Let’s start by highlighting some of the important information given. We’re told that the track is 30.0 meters long; we’ll call that 𝐿. We’re also told that the track is inclined 20.0 degrees below the horizontal; we’ll call that angle 𝜃. In part one, we want to solve for the magnitude of the car’s acceleration; we’ll call that 𝑎. And in part two, we want to find how much time the car takes to reach the bottom of the track; we’ll call that 𝑡.

Along with assuming that friction is negligible, we’ll also assume that the acceleration due to gravity, 𝑔, is exactly 9.8 meters per second squared. Let’s start out by drawing a diagram of the car on the track. Here we see the roller coaster car on the track, with positive motion directions defined as normal to the track that is perpendicular and down the track parallel to it.
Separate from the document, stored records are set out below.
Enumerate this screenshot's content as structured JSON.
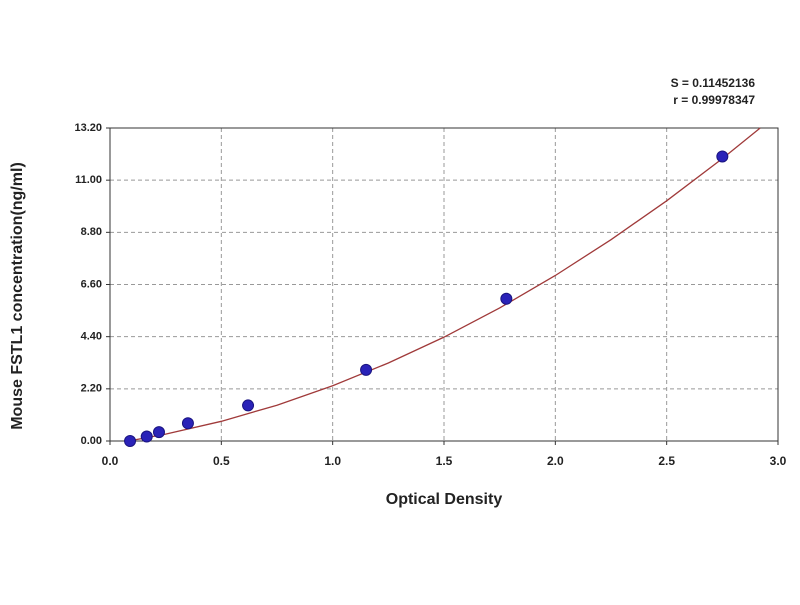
{
  "chart_data": {
    "type": "scatter",
    "x_label": "Optical Density",
    "y_label": "Mouse FSTL1 concentration(ng/ml)",
    "annotations": [
      "S = 0.11452136",
      "r = 0.99978347"
    ],
    "xlim": [
      0,
      3.0
    ],
    "ylim": [
      0,
      13.2
    ],
    "xticks": [
      {
        "value": 0,
        "label": "0.0"
      },
      0.5,
      {
        "value": 1,
        "label": "1.0"
      },
      1.5,
      {
        "value": 2,
        "label": "2.0"
      },
      2.5,
      {
        "value": 3,
        "label": "3.0"
      }
    ],
    "yticks": [
      {
        "value": 0,
        "label": "0.00"
      },
      {
        "value": 2.2,
        "label": "2.20"
      },
      {
        "value": 4.4,
        "label": "4.40"
      },
      {
        "value": 6.6,
        "label": "6.60"
      },
      {
        "value": 8.8,
        "label": "8.80"
      },
      {
        "value": 11,
        "label": "11.00"
      },
      {
        "value": 13.2,
        "label": "13.20"
      }
    ],
    "grid": true,
    "series": [
      {
        "type": "scatter",
        "color": "#2a22b8",
        "x": [
          0.09,
          0.165,
          0.22,
          0.35,
          0.62,
          1.15,
          1.78,
          2.75
        ],
        "values": [
          0,
          0.1875,
          0.375,
          0.75,
          1.5,
          3,
          6,
          12
        ]
      },
      {
        "type": "line",
        "color": "#a03a3a",
        "x": [
          0.09,
          0.25,
          0.5,
          0.75,
          1.0,
          1.25,
          1.5,
          1.75,
          2.0,
          2.25,
          2.5,
          2.75,
          2.92
        ],
        "values": [
          0.01,
          0.29,
          0.83,
          1.51,
          2.33,
          3.29,
          4.38,
          5.61,
          6.98,
          8.49,
          10.13,
          11.91,
          13.2
        ]
      }
    ]
  }
}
As we work towards solving for the car;s acceleration, let’s recall Newton’s second law.

The second law states that the net force acting on an object is equal to its mass times its acceleration. To solve for acceleration, we’ll first look at the forces acting on the car. If we draw a free body diagram of the car, the only two forces acting on the car when friction is negligible are the force of gravity, 𝐹 sub 𝑔, and the normal, Force 𝐹 sub 𝑁. If we break the gravitational force into components that are parallel and perpendicular to the incline, then we create a right triangle where the hypotenuse of the triangle is the force of gravity and the angle between the hypotenuse and the adjacent side is equal to 𝜃, the given value of 20.0 degrees.

If we call motion that’s parallel to the track motion in the 𝑥-direction and motion perpendicular to the track motion in the 𝑦-direction, then we can label the components of the gravitational force 𝐹 sub 𝑥 and 𝐹 sub 𝑦. From the diagram, we can see that it’s the 𝑥-component of the gravitational force that pushes the car down the track. That force component is equal to the mass of the car times 𝑔 multiplied by the sine of 𝜃. And because that is the only force acting in the 𝑥-direction, by Newton’s second law, it’s equal to the mass of the car times its acceleration.
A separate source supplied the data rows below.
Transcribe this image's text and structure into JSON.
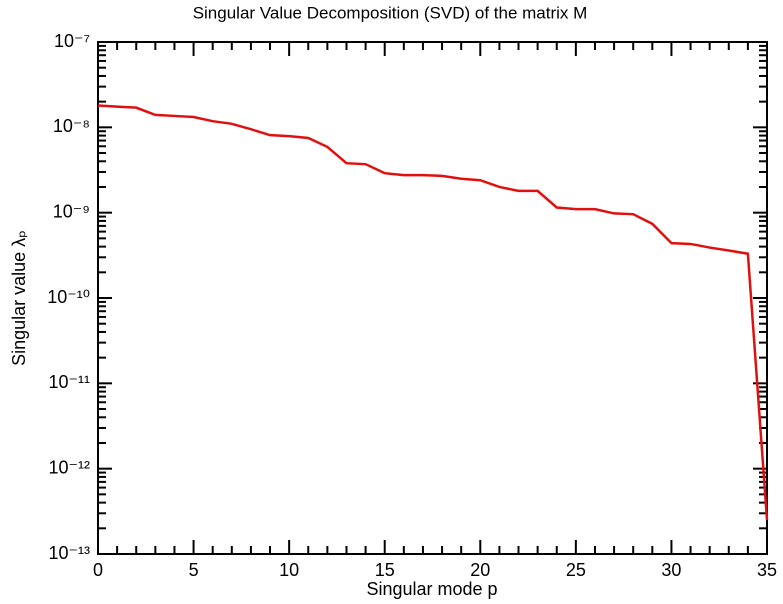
{
  "chart_data": {
    "type": "line",
    "title": "Singular Value Decomposition (SVD) of the matrix M",
    "xlabel": "Singular mode p",
    "ylabel": "Singular value λₚ",
    "x": [
      0,
      1,
      2,
      3,
      4,
      5,
      6,
      7,
      8,
      9,
      10,
      11,
      12,
      13,
      14,
      15,
      16,
      17,
      18,
      19,
      20,
      21,
      22,
      23,
      24,
      25,
      26,
      27,
      28,
      29,
      30,
      31,
      32,
      33,
      34,
      35
    ],
    "series": [
      {
        "name": "Singular value",
        "color": "#e01010",
        "values": [
          1.8e-08,
          1.75e-08,
          1.7e-08,
          1.4e-08,
          1.36e-08,
          1.32e-08,
          1.18e-08,
          1.1e-08,
          9.5e-09,
          8.1e-09,
          7.9e-09,
          7.5e-09,
          5.9e-09,
          3.8e-09,
          3.7e-09,
          2.9e-09,
          2.75e-09,
          2.75e-09,
          2.7e-09,
          2.5e-09,
          2.4e-09,
          2e-09,
          1.8e-09,
          1.8e-09,
          1.15e-09,
          1.1e-09,
          1.1e-09,
          9.8e-10,
          9.6e-10,
          7.4e-10,
          4.4e-10,
          4.3e-10,
          3.9e-10,
          3.6e-10,
          3.3e-10,
          2.5e-13
        ]
      }
    ],
    "xlim": [
      0,
      35
    ],
    "xticks": [
      0,
      5,
      10,
      15,
      20,
      25,
      30,
      35
    ],
    "ylim": [
      1e-13,
      1e-07
    ],
    "yticks": [
      {
        "value": 1e-13,
        "label": "10⁻¹³"
      },
      {
        "value": 1e-12,
        "label": "10⁻¹²"
      },
      {
        "value": 1e-11,
        "label": "10⁻¹¹"
      },
      {
        "value": 1e-10,
        "label": "10⁻¹⁰"
      },
      {
        "value": 1e-09,
        "label": "10⁻⁹"
      },
      {
        "value": 1e-08,
        "label": "10⁻⁸"
      },
      {
        "value": 1e-07,
        "label": "10⁻⁷"
      }
    ],
    "ylog": true,
    "minor_ticks": true,
    "grid": false
  }
}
So the mass of the car cancels out, and we see that the car’s acceleration is equal to 𝑔 times the sine of 𝜃. Plugging in 9.8 meters per second squared for 𝑔 and 20.0 degrees for 𝜃, we find that the car’s acceleration is equal to 3.35 meters per second squared. That’s the acceleration of the car down the track. Next, we wanna solve for the time it takes the car to move down the track from the top to the bottom, knowing that the track is a length 𝐿 of 30.0 meters long.

Since the car accelerates uniformly down the track, we can apply the kinematic equations to the motion of the car. Of the four kinematic equations, the third one, that displacement is equal to initial speed times time plus one-half acceleration times time squared, applies to our situation. In our case, 𝑑 is equal to 𝐿, the length of the track. The car starts from rest, so it’s initial speed, 𝑣 zero, is equal to zero, and that term cancels out.

We’ve solved for the acceleration 𝑎 in the previous step, and 𝑡 is what we are solving for now. So 𝐿 equals one-half 𝑎𝑡 squared. If we multiply both sides by two divided by 𝑎, then acceleration and the factor of two cancel out of the right side of our equation. And if we then take the square root of both sides, that square root cancels with the square term on the right, leaving us with an equation for 𝑡, that 𝑡 is equal to the square root of two times 𝐿 divided by 𝑎.

Plugging in our values for 𝐿 and 𝑎, when we enter these numbers on our calculator, we find a time value of 4.23 seconds. That’s how long it takes the car to move down this section of track starting from rest.